Department of Cardiology, University of Ferrara, Cardiovascular Institute, Arcispedale S Anna, Italy.
J Cardiovasc Med (Hagerstown). 2009 Oct;10 Suppl 1:S17-26. doi: 10.2459/01.JCM.0000362040.25767.f5.
The controversial choice between bare metal stents and drug-eluting stents (DES) in primary percutaneous coronary intervention (PCI) seems to be driven by a growing body of evidence. Although evidence supporting the use of DES in the setting of ST-segment elevation myocardial infarction (STEMI) has been demonstrated, including a lower target vessel revascularization (TVR) rate without increased mortality, at present the proportion of DES implants in STEMI patients is low. This may be due to higher costs of DES, cultural issues, lack of concerns about restenosis in STEMI, lack of information on patient bleeding risk and the need for surgery within a limited time. In addition, initial enthusiasm about the efficacy of DES in reducing restenosis is now decreasing as a result of the safety concerns regarding in-stent thrombosis. Moreover, DES requires long-term dual antiplatelet therapy (DAT), which may pose problems in patients prone to bleeding or in candidates for elective surgery. Nevertheless, benefits associated with use of DES include significantly lower TVR rates without remarkable adverse effects in terms of death and myocardial infarction. Data about the efficacy of DES are still limited to 1-year follow-up in most trials. Uncoated stents permit early arterial wall healing, requiring a shorter duration of DAT and are potentially associated with a reduced risk of thrombus formation at long-term follow-up. Importantly, however, this potential late threat has not been confirmed in recent data from the limited number of studies with longer than 2-years follow-up. Anatomical features and individual risk profiles can sometimes help in the choice of the most suitable type of stent. In conclusion, stent choice in primary PCI cannot be standardized for all patients and appears to be influenced by various factors that need to be considered to provide better revascularization in terms of both efficacy and safety.
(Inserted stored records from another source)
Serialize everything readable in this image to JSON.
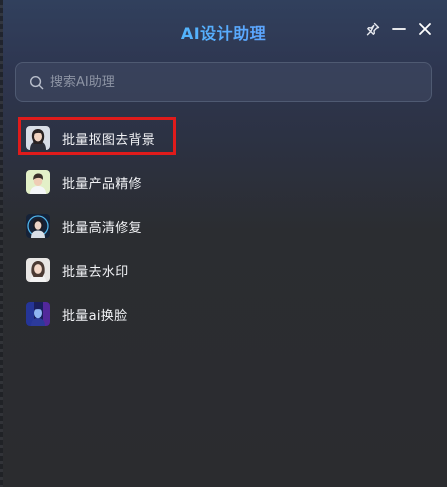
{
  "window": {
    "title": "AI设计助理",
    "title_gradient": [
      "#3fd6f4",
      "#5aa8ff",
      "#6f8bff"
    ],
    "controls": {
      "pin": "pin-icon",
      "minimize": "minimize-icon",
      "close": "close-icon"
    }
  },
  "search": {
    "placeholder": "搜索AI助理",
    "value": "",
    "icon": "search-icon"
  },
  "assistants": [
    {
      "label": "批量抠图去背景",
      "avatar": "woman-portrait-avatar",
      "highlighted": true
    },
    {
      "label": "批量产品精修",
      "avatar": "man-portrait-avatar",
      "highlighted": false
    },
    {
      "label": "批量高清修复",
      "avatar": "robot-woman-avatar",
      "highlighted": false
    },
    {
      "label": "批量去水印",
      "avatar": "woman-portrait-avatar",
      "highlighted": false
    },
    {
      "label": "批量ai换脸",
      "avatar": "cyber-face-avatar",
      "highlighted": false
    }
  ],
  "colors": {
    "highlight_border": "#e01b1b",
    "background_top": "#31405d",
    "background_bottom": "#2b2c2f"
  }
}
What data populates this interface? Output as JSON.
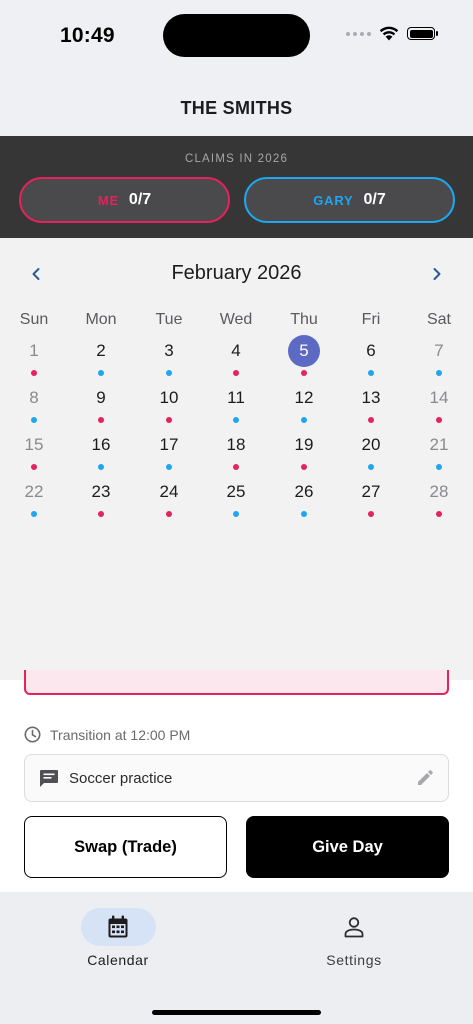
{
  "status_bar": {
    "time": "10:49"
  },
  "header": {
    "title": "THE SMITHS"
  },
  "claims": {
    "title": "CLAIMS IN 2026",
    "me": {
      "name": "ME",
      "count": "0/7",
      "color": "#e4225c"
    },
    "gary": {
      "name": "GARY",
      "count": "0/7",
      "color": "#1ea6f1"
    }
  },
  "calendar": {
    "month_title": "February 2026",
    "weekdays": [
      "Sun",
      "Mon",
      "Tue",
      "Wed",
      "Thu",
      "Fri",
      "Sat"
    ],
    "selected_day": "5",
    "weeks": [
      [
        {
          "d": "1",
          "owner": "me"
        },
        {
          "d": "2",
          "owner": "gary"
        },
        {
          "d": "3",
          "owner": "gary"
        },
        {
          "d": "4",
          "owner": "me"
        },
        {
          "d": "5",
          "owner": "me"
        },
        {
          "d": "6",
          "owner": "gary"
        },
        {
          "d": "7",
          "owner": "gary"
        }
      ],
      [
        {
          "d": "8",
          "owner": "gary"
        },
        {
          "d": "9",
          "owner": "me"
        },
        {
          "d": "10",
          "owner": "me"
        },
        {
          "d": "11",
          "owner": "gary"
        },
        {
          "d": "12",
          "owner": "gary"
        },
        {
          "d": "13",
          "owner": "me"
        },
        {
          "d": "14",
          "owner": "me"
        }
      ],
      [
        {
          "d": "15",
          "owner": "me"
        },
        {
          "d": "16",
          "owner": "gary"
        },
        {
          "d": "17",
          "owner": "gary"
        },
        {
          "d": "18",
          "owner": "me"
        },
        {
          "d": "19",
          "owner": "me"
        },
        {
          "d": "20",
          "owner": "gary"
        },
        {
          "d": "21",
          "owner": "gary"
        }
      ],
      [
        {
          "d": "22",
          "owner": "gary"
        },
        {
          "d": "23",
          "owner": "me"
        },
        {
          "d": "24",
          "owner": "me"
        },
        {
          "d": "25",
          "owner": "gary"
        },
        {
          "d": "26",
          "owner": "gary"
        },
        {
          "d": "27",
          "owner": "me"
        },
        {
          "d": "28",
          "owner": "me"
        }
      ]
    ]
  },
  "detail": {
    "transition": "Transition at 12:00 PM",
    "note": "Soccer practice",
    "swap_button": "Swap (Trade)",
    "give_button": "Give Day"
  },
  "tabbar": {
    "calendar_label": "Calendar",
    "settings_label": "Settings"
  },
  "icons": {
    "prev": "chevron-left-icon",
    "next": "chevron-right-icon",
    "clock": "clock-icon",
    "note": "comment-icon",
    "edit": "pencil-icon",
    "calendar": "calendar-icon",
    "settings": "person-icon"
  },
  "colors": {
    "selected_day": "#5c6ac4",
    "tab_active_bg": "#d6e3f7"
  }
}
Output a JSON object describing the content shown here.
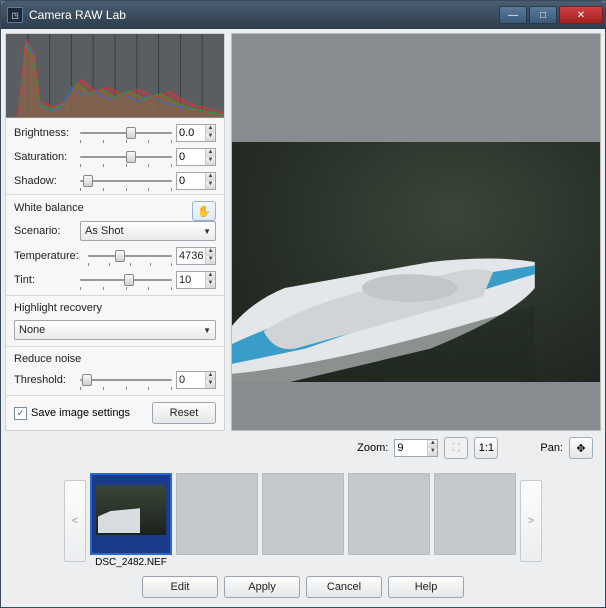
{
  "window": {
    "title": "Camera RAW Lab"
  },
  "adjust": {
    "brightness": {
      "label": "Brightness:",
      "value": "0.0",
      "pos": 50
    },
    "saturation": {
      "label": "Saturation:",
      "value": "0",
      "pos": 50
    },
    "shadow": {
      "label": "Shadow:",
      "value": "0",
      "pos": 5
    }
  },
  "wb": {
    "title": "White balance",
    "scenario_label": "Scenario:",
    "scenario_value": "As Shot",
    "temperature": {
      "label": "Temperature:",
      "value": "4736",
      "pos": 35
    },
    "tint": {
      "label": "Tint:",
      "value": "10",
      "pos": 48
    }
  },
  "highlight": {
    "title": "Highlight recovery",
    "value": "None"
  },
  "noise": {
    "title": "Reduce noise",
    "threshold": {
      "label": "Threshold:",
      "value": "0",
      "pos": 3
    }
  },
  "save": {
    "checked": true,
    "label": "Save image settings",
    "reset": "Reset"
  },
  "zoom": {
    "label": "Zoom:",
    "value": "9",
    "pan_label": "Pan:"
  },
  "icons": {
    "fit": "⛶",
    "oneone": "1:1",
    "pan": "✥",
    "eyedrop": "✋"
  },
  "filmstrip": {
    "selected_name": "DSC_2482.NEF"
  },
  "buttons": {
    "edit": "Edit",
    "apply": "Apply",
    "cancel": "Cancel",
    "help": "Help"
  }
}
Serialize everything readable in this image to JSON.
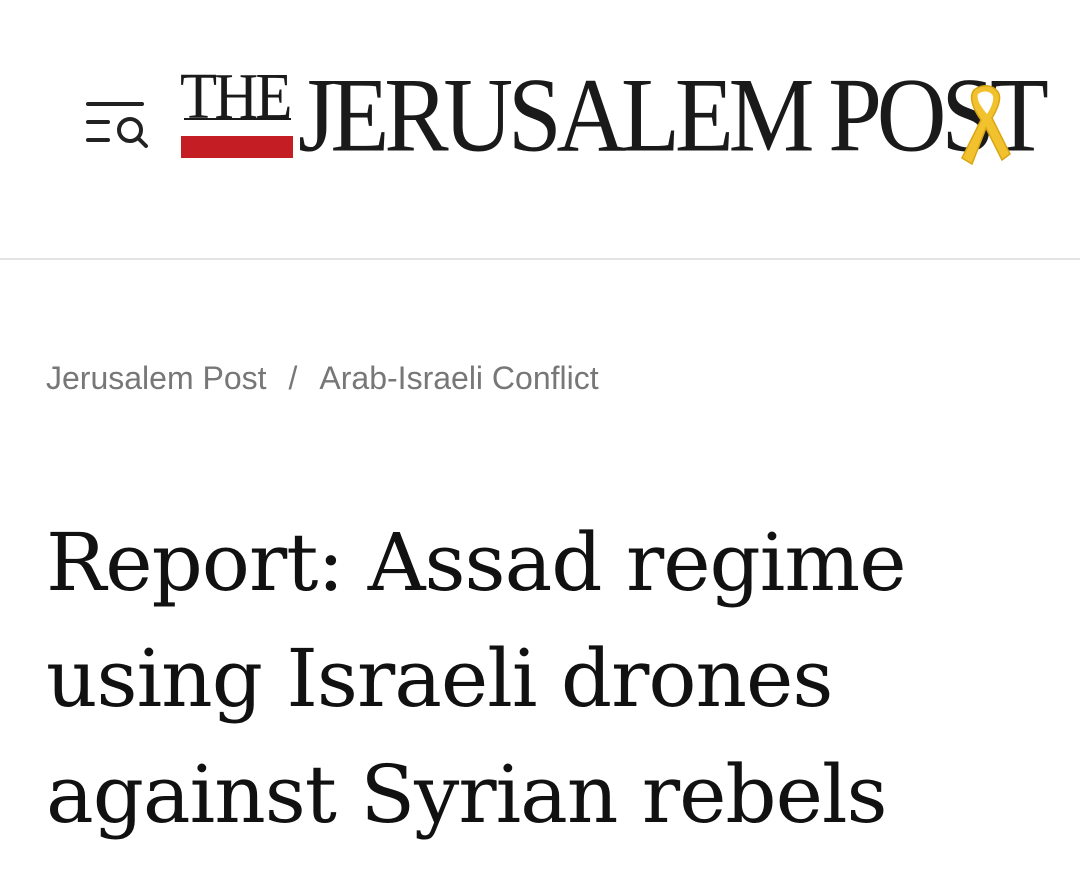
{
  "header": {
    "menu_search_icon": "menu-search-icon",
    "logo": {
      "the": "THE",
      "name": "JERUSALEM POST",
      "ribbon_icon": "yellow-ribbon-icon",
      "accent_color": "#c41e24",
      "ribbon_color": "#f2c12e"
    }
  },
  "breadcrumb": {
    "items": [
      "Jerusalem Post",
      "Arab-Israeli Conflict"
    ],
    "separator": "/"
  },
  "article": {
    "headline": "Report: Assad regime using Israeli drones against Syrian rebels"
  }
}
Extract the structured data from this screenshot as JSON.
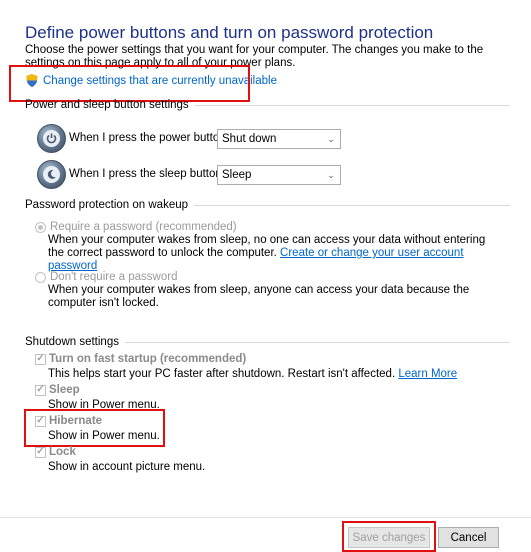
{
  "header": {
    "title": "Define power buttons and turn on password protection",
    "description": "Choose the power settings that you want for your computer. The changes you make to the settings on this page apply to all of your power plans.",
    "uac_link": "Change settings that are currently unavailable"
  },
  "power_sleep": {
    "section": "Power and sleep button settings",
    "power_label": "When I press the power button:",
    "power_value": "Shut down",
    "sleep_label": "When I press the sleep button:",
    "sleep_value": "Sleep"
  },
  "password": {
    "section": "Password protection on wakeup",
    "require_title": "Require a password (recommended)",
    "require_desc": "When your computer wakes from sleep, no one can access your data without entering the correct password to unlock the computer.",
    "require_link": "Create or change your user account password",
    "norequire_title": "Don't require a password",
    "norequire_desc": "When your computer wakes from sleep, anyone can access your data because the computer isn't locked."
  },
  "shutdown": {
    "section": "Shutdown settings",
    "items": [
      {
        "title": "Turn on fast startup (recommended)",
        "desc": "This helps start your PC faster after shutdown. Restart isn't affected.",
        "link": "Learn More",
        "checked": true
      },
      {
        "title": "Sleep",
        "desc": "Show in Power menu.",
        "checked": true
      },
      {
        "title": "Hibernate",
        "desc": "Show in Power menu.",
        "checked": false
      },
      {
        "title": "Lock",
        "desc": "Show in account picture menu.",
        "checked": true
      }
    ]
  },
  "footer": {
    "save": "Save changes",
    "cancel": "Cancel"
  },
  "icons": {
    "shield": "uac-shield-icon",
    "power": "power-button-icon",
    "sleep": "sleep-button-icon"
  },
  "colors": {
    "title": "#1e3287",
    "link": "#0066cc",
    "highlight": "#e01010"
  }
}
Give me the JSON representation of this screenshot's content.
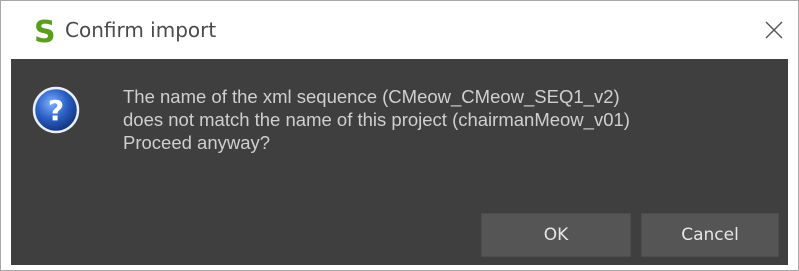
{
  "window": {
    "title": "Confirm import",
    "app_icon": "s-logo-icon",
    "close_icon": "close-icon"
  },
  "dialog": {
    "icon": "question-icon",
    "message_lines": [
      "The name of the xml sequence (CMeow_CMeow_SEQ1_v2)",
      "does not match the name of this project (chairmanMeow_v01)",
      "Proceed anyway?"
    ]
  },
  "buttons": {
    "ok_label": "OK",
    "cancel_label": "Cancel"
  },
  "colors": {
    "body_background": "#3f3f3f",
    "button_background": "#555555",
    "text": "#cfcfcf",
    "logo_green": "#5a9e1c",
    "question_blue": "#2a5fc4"
  }
}
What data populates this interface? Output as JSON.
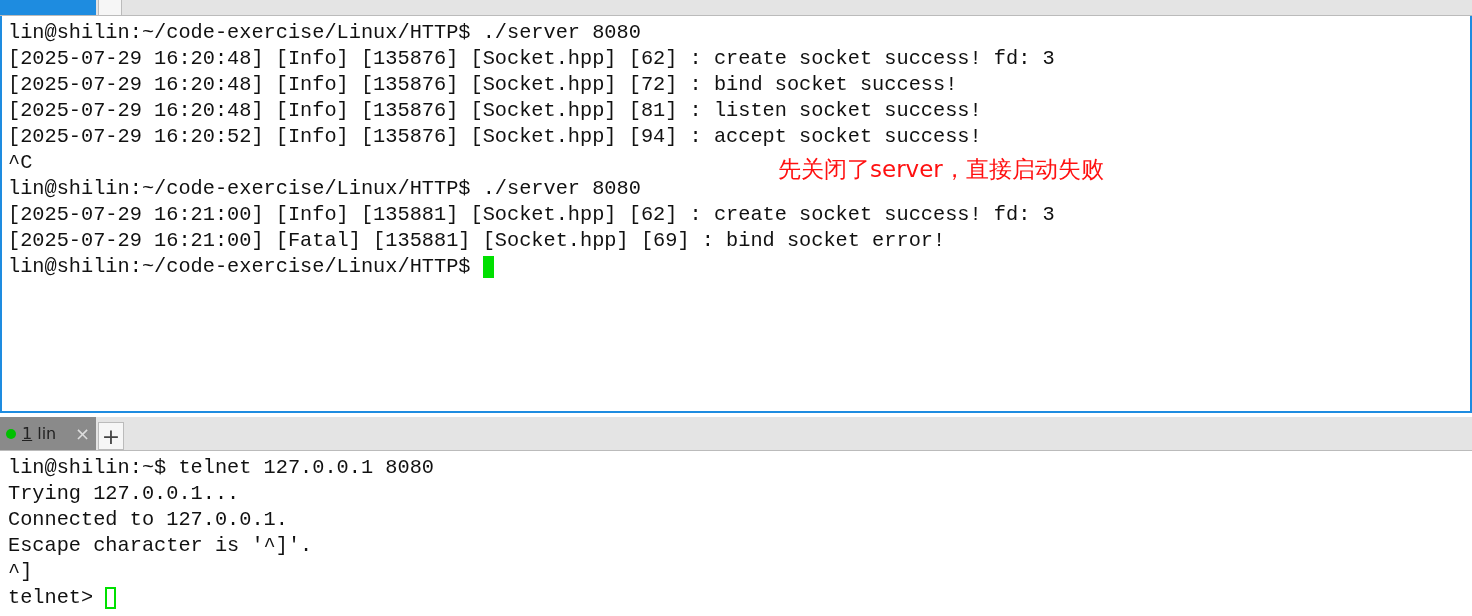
{
  "panes": [
    {
      "tab": {
        "selected": true
      },
      "focused": true,
      "lines": [
        "lin@shilin:~/code-exercise/Linux/HTTP$ ./server 8080",
        "[2025-07-29 16:20:48] [Info] [135876] [Socket.hpp] [62] : create socket success! fd: 3",
        "[2025-07-29 16:20:48] [Info] [135876] [Socket.hpp] [72] : bind socket success!",
        "[2025-07-29 16:20:48] [Info] [135876] [Socket.hpp] [81] : listen socket success!",
        "[2025-07-29 16:20:52] [Info] [135876] [Socket.hpp] [94] : accept socket success!",
        "^C",
        "lin@shilin:~/code-exercise/Linux/HTTP$ ./server 8080",
        "[2025-07-29 16:21:00] [Info] [135881] [Socket.hpp] [62] : create socket success! fd: 3",
        "[2025-07-29 16:21:00] [Fatal] [135881] [Socket.hpp] [69] : bind socket error!",
        "lin@shilin:~/code-exercise/Linux/HTTP$ "
      ],
      "cursor": {
        "filled": true
      },
      "annotation": "先关闭了server，直接启动失败"
    },
    {
      "tab": {
        "selected": false,
        "index": "1",
        "name": "lin",
        "color": "#00c000",
        "close": "×",
        "add": "+"
      },
      "focused": false,
      "lines": [
        "lin@shilin:~$ telnet 127.0.0.1 8080",
        "Trying 127.0.0.1...",
        "Connected to 127.0.0.1.",
        "Escape character is '^]'.",
        "^]",
        "telnet> "
      ],
      "cursor": {
        "filled": false
      }
    }
  ]
}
在经皮冠状动脉介入治疗(PCI)中,裸金属支架与药物洗脱支架(DES)的选择备受争议,这似乎是大量证据所驱动的结果。尽管已经有证据支持在 ST 段抬高型心肌梗死(STEMI)患者中使用 DES,包括降低靶血管血运重建(TVR)率而不增加死亡率,但目前 STEMI 患者中 DES 的植入比例仍然较低。这可能是由于 DES 成本较高、文化因素、对 STEMI 患者再狭窄问题的关注不足、缺乏对患者出血风险和在有限时间内需要手术的信息,以及最初对 DES 降低再狭窄疗效的热情正在因支架内血栓形成的安全性问题而减退。此外,DES 需要长期双联抗血小板治疗(DAT),这可能会给容易出血的患者或择期手术的患者带来问题。尽管如此,DES 的使用相关益处包括 TVR 率显著降低,而死亡率和心肌梗死发生率无明显不良影响。在大多数试验中,DES 的疗效数据仍仅限于 1 年随访。无涂层支架允许早期动脉壁愈合,需要 DAT 的时间更短,并且在长期随访中血栓形成的风险可能降低。然而,重要的是,在最近的研究中,在超过 2 年随访的有限数量的研究中,这种潜在的晚期威胁尚未得到证实。解剖学特征和个体风险特征有时有助于选择最合适的支架类型。总之,在直接 PCI 中,不能为所有患者标准化支架选择,而且似乎受到各种因素的影响,需要考虑这些因素以提供更好的疗效和安全性。